A este factor se suman las resistencias previas en materia de transparencia en el sector público. Los archivos y los estados financieros del Fideicomiso para la Reconstrucción que están publicados en el portal de transparencia del gobierno de la Ciudad de México están incompletos y no contienen desgloses del uso o de las inversiones por edificación o cuadrante. Los datos disponibles son que el gasto global ejercido es poco mayor a 6 700 millones de pesos, además de algunas otras cifras de gasto por rubro cuya suma no coincide con el monto global de gasto ya señalado. Tampoco existe información desglosada sobre la población beneficiaria.

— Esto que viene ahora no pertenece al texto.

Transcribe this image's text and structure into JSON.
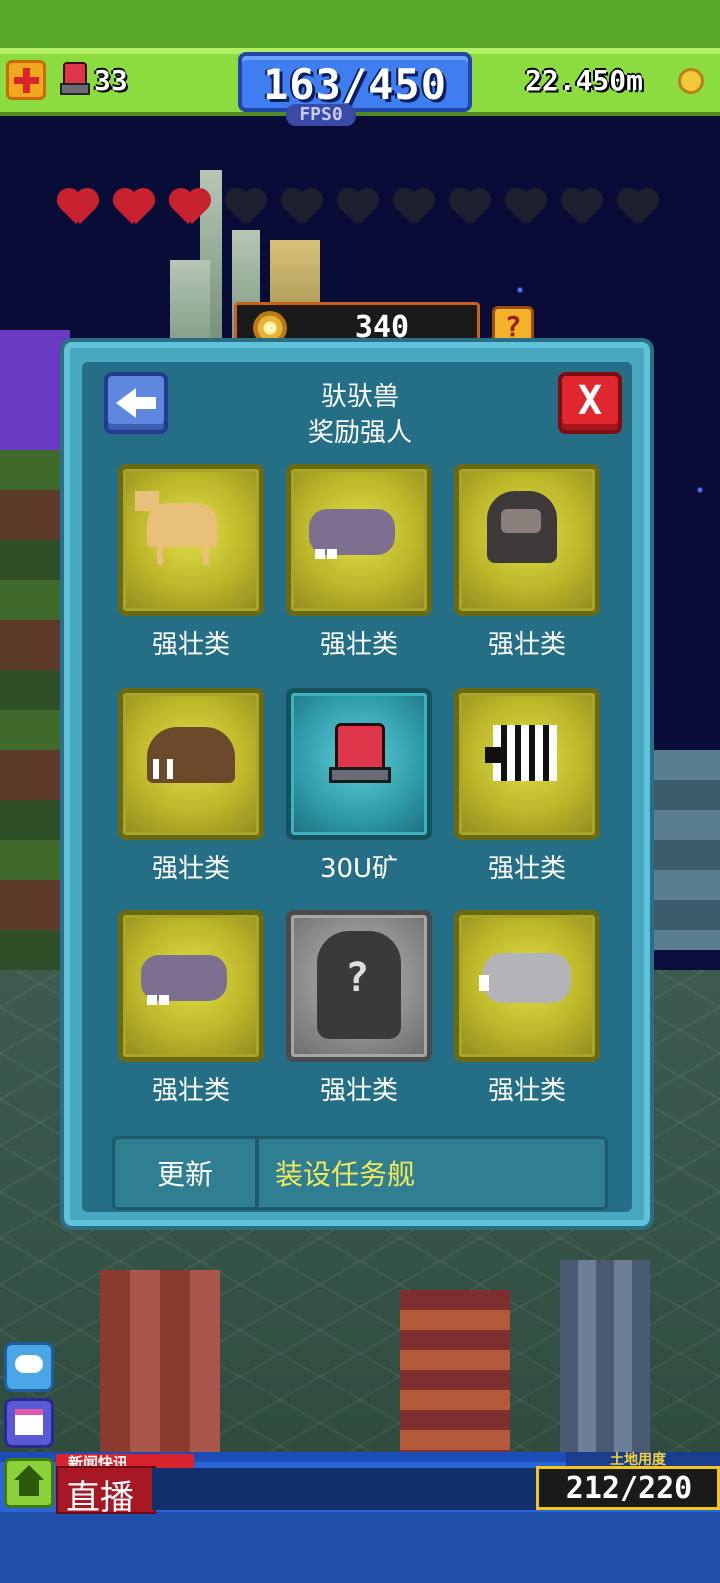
{
  "hud": {
    "beacon_count": "33",
    "population": "163/450",
    "fps": "FPS0",
    "money": "22.450m"
  },
  "hearts": {
    "full": 3,
    "total": 11
  },
  "resource": {
    "value": "340",
    "help_label": "?"
  },
  "dialog": {
    "title": "驮驮兽",
    "subtitle": "奖励强人",
    "close_label": "X",
    "cards": [
      {
        "label": "强壮类",
        "icon": "camel-icon",
        "style": "gold"
      },
      {
        "label": "强壮类",
        "icon": "hippo-icon",
        "style": "gold"
      },
      {
        "label": "强壮类",
        "icon": "gorilla-icon",
        "style": "gold"
      },
      {
        "label": "强壮类",
        "icon": "walrus-icon",
        "style": "gold"
      },
      {
        "label": "30U矿",
        "icon": "beacon-icon",
        "style": "teal"
      },
      {
        "label": "强壮类",
        "icon": "zebra-icon",
        "style": "gold"
      },
      {
        "label": "强壮类",
        "icon": "hippo-icon",
        "style": "gold"
      },
      {
        "label": "强壮类",
        "icon": "mystery-icon",
        "style": "grey"
      },
      {
        "label": "强壮类",
        "icon": "elephant-icon",
        "style": "gold"
      }
    ],
    "update_label": "更新",
    "mission_label": "装设任务舰"
  },
  "bottom": {
    "news_tag": "新闻快讯",
    "live_label": "直播",
    "land_tag": "土地用度",
    "land_value": "212/220"
  },
  "colors": {
    "accent_green": "#8bdc3f",
    "panel_teal": "#48a8c0",
    "mission_yellow": "#f2e85a"
  }
}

Al inicio de esta pieza, citamos al historiador Scott G. Knowles. “El olvido sobre los riesgos y los desastres no es un accidente”, menciona. Y, sin embargo, vemos cómo el olvido selectivo que se genera en los años posteriores al desastre sobre sus causas y consecuencias existe e invisibiliza las pérdidas de algunas de las personas más vulnerables en su momento de mayor fragilidad. Si no enfrentamos la opacidad, las dinámicas de corrupción y de capitalismo de desastres, los cambios legislativos y en materia de política pública que deberían haberse desprendido del desastre sísmico nunca llegarán. Ésa será nuestra mayor lección en el mediano y largo plazos.◊

 


 

1 De acuerdo con datos oficiales de la Comisión de Reconstrucción a mayo de 2022, estas 22 210 viviendas equivalen a 11 505 edificaciones: 321 multifamiliares, 467 unidades habitacionales y 10 717 casas unifamiliares. Si consideramos el promedio de ocupantes por vivienda en la Ciudad de México (3.32), el número de personas potencialmente afectadas asciende a casi 74 mil. Esta cifra no contempla la población afectada que no era propietaria o que no pudo acreditar la propiedad o la causahabiencia, por lo cual queda excluida de este universo.

 


 

Referencia bibliográfica

 

Knowles, Scott Gabriel, The Disaster Experts: Mastering Risk in Modern America, Filadelfia, University of Pennsylvania Press, 2011, 350 pp.

 


 

* Es investigadora en el Instituto de Geografía de la Universidad Nacional Autónoma de México. Es maestra en Estudios Regionales por el Instituto de Investigaciones Dr. José María Luis Mora y doctora en Estudios de Desarrollo por la Escuela de Desarrollo Internacional de la Universidad de East Anglia, Norwich, Inglaterra. Sus líneas de investigación son los métodos cualitativos aplicados a la Geografía, la gestión ambiental y de riesgos, y la vulnerabilidad social y adaptación. En 2019 se le otorgó la Distinción Universidad Nacional para Jóvenes Académicos.